Vu la procédure suivante :
Par une requête, enregistrée le 27 mai 2022, M. A C B demande au tribunal d'annuler la décision du 6 avril 2022 par laquelle la commission de médiation du département des Hauts-de-Seine a rejeté son recours amiable tendant à la reconnaissance du caractère prioritaire et urgent de sa demande de logement dans les conditions prévues au II de l'article L. 441-2-3 du code de la construction et de l'habitation.
Vu les autres pièces du dossier.
Vu le code de justice administrative.
Considérant ce qui suit :
1. Aux termes de l'article R. 222-1 du code de justice administrative : " () les présidents de formation de jugement des tribunaux () peuvent, par ordonnance : () 4º Rejeter les requêtes manifestement irrecevables, lorsque la juridiction n'est pas tenue d'inviter leur auteur à les régulariser ou qu'elles n'ont pas été régularisées à l'expiration du délai imparti par une demande en ce sens () ".
2. Aux termes de l'article R. 411-1 de ce code : " La juridiction est saisie par requête. () Elle contient l'exposé des faits et moyens, ainsi que l'énoncé des conclusions soumises au juge. () ". Aux termes de l'article R. 772-6 du même code dans sa partie relative aux contentieux sociaux: " Une requête de première instance ne peut être rejetée pour défaut ou pour insuffisance de motivation, notamment en application du 7° de l'article R. 222-1, qu'après que le requérant a été informé du rôle du juge administratif et de la nécessité de lui soumettre une argumentation propre à établir que la décision attaquée méconnaît ses droits et de lui transmettre, à cet effet, toutes les pièces justificatives utiles. / S'il y a lieu, le requérant est ainsi invité à régulariser sa requête dans le délai qui lui est imparti et dont le terme peut être fixé au-delà de l'expiration du délai de recours. Il est informé qu'à défaut de régularisation les conclusions pourront être rejetées comme irrecevables dès l'expiration du délai imparti qui, sauf urgence, ne peut être inférieur à quinze jours. La demande de régularisation tient lieu de l'information prévue à l'article R. 611-7. ".

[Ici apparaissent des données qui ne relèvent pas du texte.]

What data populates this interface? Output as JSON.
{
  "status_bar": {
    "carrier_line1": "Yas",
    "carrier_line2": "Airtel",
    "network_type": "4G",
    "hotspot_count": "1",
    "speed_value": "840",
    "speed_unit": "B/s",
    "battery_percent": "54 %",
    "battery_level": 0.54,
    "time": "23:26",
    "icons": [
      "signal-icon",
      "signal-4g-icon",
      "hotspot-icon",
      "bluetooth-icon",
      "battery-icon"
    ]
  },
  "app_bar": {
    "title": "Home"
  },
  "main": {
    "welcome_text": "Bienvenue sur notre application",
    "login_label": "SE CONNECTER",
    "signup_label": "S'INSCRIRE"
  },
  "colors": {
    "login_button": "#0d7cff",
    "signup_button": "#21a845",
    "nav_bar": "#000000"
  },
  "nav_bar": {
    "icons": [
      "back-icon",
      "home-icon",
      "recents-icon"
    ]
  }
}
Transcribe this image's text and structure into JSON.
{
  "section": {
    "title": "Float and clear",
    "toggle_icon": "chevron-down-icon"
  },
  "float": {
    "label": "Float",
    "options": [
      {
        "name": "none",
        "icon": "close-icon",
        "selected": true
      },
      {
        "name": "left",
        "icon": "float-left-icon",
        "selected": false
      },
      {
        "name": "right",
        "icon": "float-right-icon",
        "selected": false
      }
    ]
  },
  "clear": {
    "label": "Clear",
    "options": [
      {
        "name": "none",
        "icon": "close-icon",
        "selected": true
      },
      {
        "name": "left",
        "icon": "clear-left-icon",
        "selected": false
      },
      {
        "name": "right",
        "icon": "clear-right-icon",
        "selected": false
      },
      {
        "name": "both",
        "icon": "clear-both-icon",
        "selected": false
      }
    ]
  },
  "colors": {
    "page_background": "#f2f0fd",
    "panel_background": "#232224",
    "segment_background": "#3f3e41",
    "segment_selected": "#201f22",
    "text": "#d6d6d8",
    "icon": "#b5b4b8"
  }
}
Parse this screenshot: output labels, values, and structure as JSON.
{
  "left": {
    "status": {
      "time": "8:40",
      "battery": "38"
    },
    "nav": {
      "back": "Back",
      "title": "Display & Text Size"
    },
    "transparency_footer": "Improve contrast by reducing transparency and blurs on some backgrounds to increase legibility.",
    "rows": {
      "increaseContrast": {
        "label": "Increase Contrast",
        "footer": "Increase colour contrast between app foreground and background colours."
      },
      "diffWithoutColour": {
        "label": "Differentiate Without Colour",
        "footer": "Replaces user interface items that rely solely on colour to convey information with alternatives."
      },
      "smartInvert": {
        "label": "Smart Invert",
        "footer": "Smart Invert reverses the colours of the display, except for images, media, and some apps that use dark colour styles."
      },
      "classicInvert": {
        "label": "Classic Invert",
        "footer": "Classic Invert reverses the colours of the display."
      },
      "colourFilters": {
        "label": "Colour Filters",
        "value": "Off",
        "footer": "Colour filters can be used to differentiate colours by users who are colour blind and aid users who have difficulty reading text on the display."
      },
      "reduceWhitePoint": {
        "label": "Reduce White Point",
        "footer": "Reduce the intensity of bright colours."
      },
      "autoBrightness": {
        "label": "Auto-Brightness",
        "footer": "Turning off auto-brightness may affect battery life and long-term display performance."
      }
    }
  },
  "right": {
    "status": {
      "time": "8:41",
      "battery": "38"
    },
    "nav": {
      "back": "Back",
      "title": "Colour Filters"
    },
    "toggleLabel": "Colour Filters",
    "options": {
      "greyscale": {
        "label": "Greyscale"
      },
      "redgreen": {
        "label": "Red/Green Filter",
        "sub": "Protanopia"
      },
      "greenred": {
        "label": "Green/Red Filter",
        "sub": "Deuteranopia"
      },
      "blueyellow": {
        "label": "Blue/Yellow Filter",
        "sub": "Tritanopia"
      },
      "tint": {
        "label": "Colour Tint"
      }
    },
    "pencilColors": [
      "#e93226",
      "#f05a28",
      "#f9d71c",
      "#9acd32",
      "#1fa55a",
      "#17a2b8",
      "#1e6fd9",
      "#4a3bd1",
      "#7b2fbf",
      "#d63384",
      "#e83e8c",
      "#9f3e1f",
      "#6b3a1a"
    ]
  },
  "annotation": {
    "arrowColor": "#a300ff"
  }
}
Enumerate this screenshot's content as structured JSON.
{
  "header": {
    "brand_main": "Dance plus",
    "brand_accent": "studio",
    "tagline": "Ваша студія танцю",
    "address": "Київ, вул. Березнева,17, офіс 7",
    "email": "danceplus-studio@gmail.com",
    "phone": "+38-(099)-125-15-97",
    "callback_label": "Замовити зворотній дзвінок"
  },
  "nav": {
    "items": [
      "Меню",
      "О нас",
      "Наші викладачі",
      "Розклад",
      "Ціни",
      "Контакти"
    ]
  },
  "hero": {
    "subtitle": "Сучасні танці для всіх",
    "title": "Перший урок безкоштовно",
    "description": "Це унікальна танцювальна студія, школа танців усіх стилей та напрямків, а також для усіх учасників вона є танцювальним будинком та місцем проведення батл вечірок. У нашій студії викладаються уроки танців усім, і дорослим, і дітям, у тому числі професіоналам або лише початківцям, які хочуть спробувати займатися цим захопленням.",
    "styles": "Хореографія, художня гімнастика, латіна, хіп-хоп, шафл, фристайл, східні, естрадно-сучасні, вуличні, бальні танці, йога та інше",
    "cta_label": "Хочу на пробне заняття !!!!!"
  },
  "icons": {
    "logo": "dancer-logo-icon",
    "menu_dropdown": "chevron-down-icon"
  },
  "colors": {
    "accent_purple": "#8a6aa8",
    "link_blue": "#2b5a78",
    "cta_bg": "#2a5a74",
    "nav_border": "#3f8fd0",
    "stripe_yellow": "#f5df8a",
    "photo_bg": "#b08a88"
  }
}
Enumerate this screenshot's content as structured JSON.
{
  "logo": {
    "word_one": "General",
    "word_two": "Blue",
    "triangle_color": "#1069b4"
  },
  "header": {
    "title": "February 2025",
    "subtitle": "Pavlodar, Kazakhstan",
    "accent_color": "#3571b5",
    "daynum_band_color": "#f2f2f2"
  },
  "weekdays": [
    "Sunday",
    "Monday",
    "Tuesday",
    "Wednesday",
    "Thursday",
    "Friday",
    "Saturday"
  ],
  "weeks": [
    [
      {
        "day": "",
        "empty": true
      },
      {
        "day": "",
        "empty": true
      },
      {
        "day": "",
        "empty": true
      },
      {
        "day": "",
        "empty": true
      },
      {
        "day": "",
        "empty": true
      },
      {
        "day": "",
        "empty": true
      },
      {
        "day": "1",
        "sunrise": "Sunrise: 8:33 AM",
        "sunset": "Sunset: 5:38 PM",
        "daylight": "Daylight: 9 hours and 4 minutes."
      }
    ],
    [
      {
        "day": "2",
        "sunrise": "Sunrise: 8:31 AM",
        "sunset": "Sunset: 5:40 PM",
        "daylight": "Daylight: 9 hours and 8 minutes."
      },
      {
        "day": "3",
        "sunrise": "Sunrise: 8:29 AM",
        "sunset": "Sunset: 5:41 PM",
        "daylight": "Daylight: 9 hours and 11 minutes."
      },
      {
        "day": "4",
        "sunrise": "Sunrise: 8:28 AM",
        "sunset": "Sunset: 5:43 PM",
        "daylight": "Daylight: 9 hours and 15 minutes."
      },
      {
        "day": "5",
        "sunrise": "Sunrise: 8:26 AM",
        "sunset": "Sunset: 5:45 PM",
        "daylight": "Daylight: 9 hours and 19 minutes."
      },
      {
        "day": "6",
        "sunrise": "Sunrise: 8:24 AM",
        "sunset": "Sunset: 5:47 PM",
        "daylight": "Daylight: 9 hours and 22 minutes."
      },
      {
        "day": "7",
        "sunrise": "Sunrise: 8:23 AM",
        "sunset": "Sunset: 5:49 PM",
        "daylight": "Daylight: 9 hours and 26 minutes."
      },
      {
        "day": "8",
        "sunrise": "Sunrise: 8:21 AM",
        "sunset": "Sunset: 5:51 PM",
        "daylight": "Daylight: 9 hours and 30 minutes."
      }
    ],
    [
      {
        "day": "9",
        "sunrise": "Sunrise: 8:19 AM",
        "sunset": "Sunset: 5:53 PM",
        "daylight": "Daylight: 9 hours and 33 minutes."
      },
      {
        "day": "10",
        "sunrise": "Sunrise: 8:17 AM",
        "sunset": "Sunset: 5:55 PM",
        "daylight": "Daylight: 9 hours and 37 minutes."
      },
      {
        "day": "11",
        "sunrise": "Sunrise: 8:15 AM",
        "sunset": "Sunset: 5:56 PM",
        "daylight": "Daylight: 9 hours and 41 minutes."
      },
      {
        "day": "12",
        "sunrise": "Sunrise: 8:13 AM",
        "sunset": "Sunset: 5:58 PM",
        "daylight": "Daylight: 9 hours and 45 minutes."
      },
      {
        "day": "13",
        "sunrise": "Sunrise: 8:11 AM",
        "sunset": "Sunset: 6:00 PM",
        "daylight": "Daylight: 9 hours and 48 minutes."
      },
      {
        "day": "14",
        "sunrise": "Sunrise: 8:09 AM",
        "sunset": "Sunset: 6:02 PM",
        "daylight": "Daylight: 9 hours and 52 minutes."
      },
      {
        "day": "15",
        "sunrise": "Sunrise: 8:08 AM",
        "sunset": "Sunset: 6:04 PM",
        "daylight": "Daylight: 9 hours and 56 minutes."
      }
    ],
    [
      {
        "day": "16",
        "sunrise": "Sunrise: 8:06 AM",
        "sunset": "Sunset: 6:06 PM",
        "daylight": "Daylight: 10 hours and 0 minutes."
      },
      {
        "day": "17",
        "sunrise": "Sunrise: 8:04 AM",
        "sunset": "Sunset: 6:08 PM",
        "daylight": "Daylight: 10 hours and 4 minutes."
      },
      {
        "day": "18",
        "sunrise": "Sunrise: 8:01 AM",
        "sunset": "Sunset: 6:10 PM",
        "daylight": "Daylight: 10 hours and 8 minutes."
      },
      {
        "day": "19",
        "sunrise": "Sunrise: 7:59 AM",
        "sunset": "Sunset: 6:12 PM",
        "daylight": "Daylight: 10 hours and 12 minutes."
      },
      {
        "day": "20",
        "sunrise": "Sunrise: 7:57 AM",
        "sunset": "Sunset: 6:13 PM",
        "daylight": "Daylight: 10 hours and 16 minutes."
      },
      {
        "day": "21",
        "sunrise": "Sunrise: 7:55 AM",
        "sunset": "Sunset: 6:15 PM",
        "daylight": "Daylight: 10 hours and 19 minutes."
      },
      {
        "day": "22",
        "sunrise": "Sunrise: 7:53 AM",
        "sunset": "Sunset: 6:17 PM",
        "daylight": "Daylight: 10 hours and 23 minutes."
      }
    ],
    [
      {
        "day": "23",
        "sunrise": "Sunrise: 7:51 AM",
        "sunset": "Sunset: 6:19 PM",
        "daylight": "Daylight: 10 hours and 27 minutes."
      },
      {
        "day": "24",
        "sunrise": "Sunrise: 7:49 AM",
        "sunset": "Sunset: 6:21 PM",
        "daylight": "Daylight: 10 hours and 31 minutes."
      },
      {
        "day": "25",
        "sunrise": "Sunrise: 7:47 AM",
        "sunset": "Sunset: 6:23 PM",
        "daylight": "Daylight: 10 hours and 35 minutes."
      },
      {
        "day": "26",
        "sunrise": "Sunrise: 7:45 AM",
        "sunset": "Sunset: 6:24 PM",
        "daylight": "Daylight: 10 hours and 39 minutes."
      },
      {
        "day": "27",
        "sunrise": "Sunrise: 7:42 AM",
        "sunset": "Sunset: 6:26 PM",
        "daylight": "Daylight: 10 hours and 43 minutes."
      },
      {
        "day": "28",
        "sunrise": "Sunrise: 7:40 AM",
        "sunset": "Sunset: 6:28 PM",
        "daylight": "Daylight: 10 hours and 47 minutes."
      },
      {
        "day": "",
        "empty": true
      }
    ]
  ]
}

3. Par une décision du 6 avril 2022, la commission de médiation du département des Hauts-de-Seine a rejeté le recours amiable de M. B aux motifs, d'une part, que ses démarches préalables présentent un caractère récent, d'autre part, qu'il est hébergé mais ne fournit pas d'éléments probants concernant ses conditions actuelles d'hébergement et, enfin, qu'il ne dispose pas d'une capacité d'autonomie suffisante pour accéder à un logement de façon pérenne.
4. La requête de M. B, qui ne comporte l'énoncé d'aucun moyen, ne satisfait pas aux exigences de l'article R. 411-1 du code de justice administrative. Conformément aux dispositions précitées de l'article R. 772-6 du code de justice administrative, une information et une demande de régularisation l'invitant à compléter sa requête, ont été adressées par lettre recommandée le 17 juin 2022, à M. B, qui en a accusé réception le 20 juin 2022. En dépit de cette demande, M. B n'a pas régularisé sa requête et le délai d'un mois qui lui était imparti pour ce faire est expiré. Ainsi, la requête de M. B, qui n'indique pas être sommaire et n'annonce pas la production ultérieure d'un mémoire complémentaire, est manifestement irrecevable et doit être rejetée en application des d0ispositions du 4° de l'article R. 222-1 du code de justice administrative.
O R D O N N E :
Article 1er : La requête de M. B est rejetée.
Article 2 : La présente ordonnance sera notifiée à M. A C B et au ministre de la transition écologique et de la cohésion des territoires.
Fait à Cergy, le 6 octobre 2022.
Le président de la 6ème chambre,
signé
L. Buisson
La République mande et ordonne au ministre de la transition écologique et de la cohésion des territoires en ce qui le concerne ou à tous commissaires de justice à ce requis en ce qui concerne les voies de droit commun contre les parties privées, de pourvoir à l'exécution de la présente décision.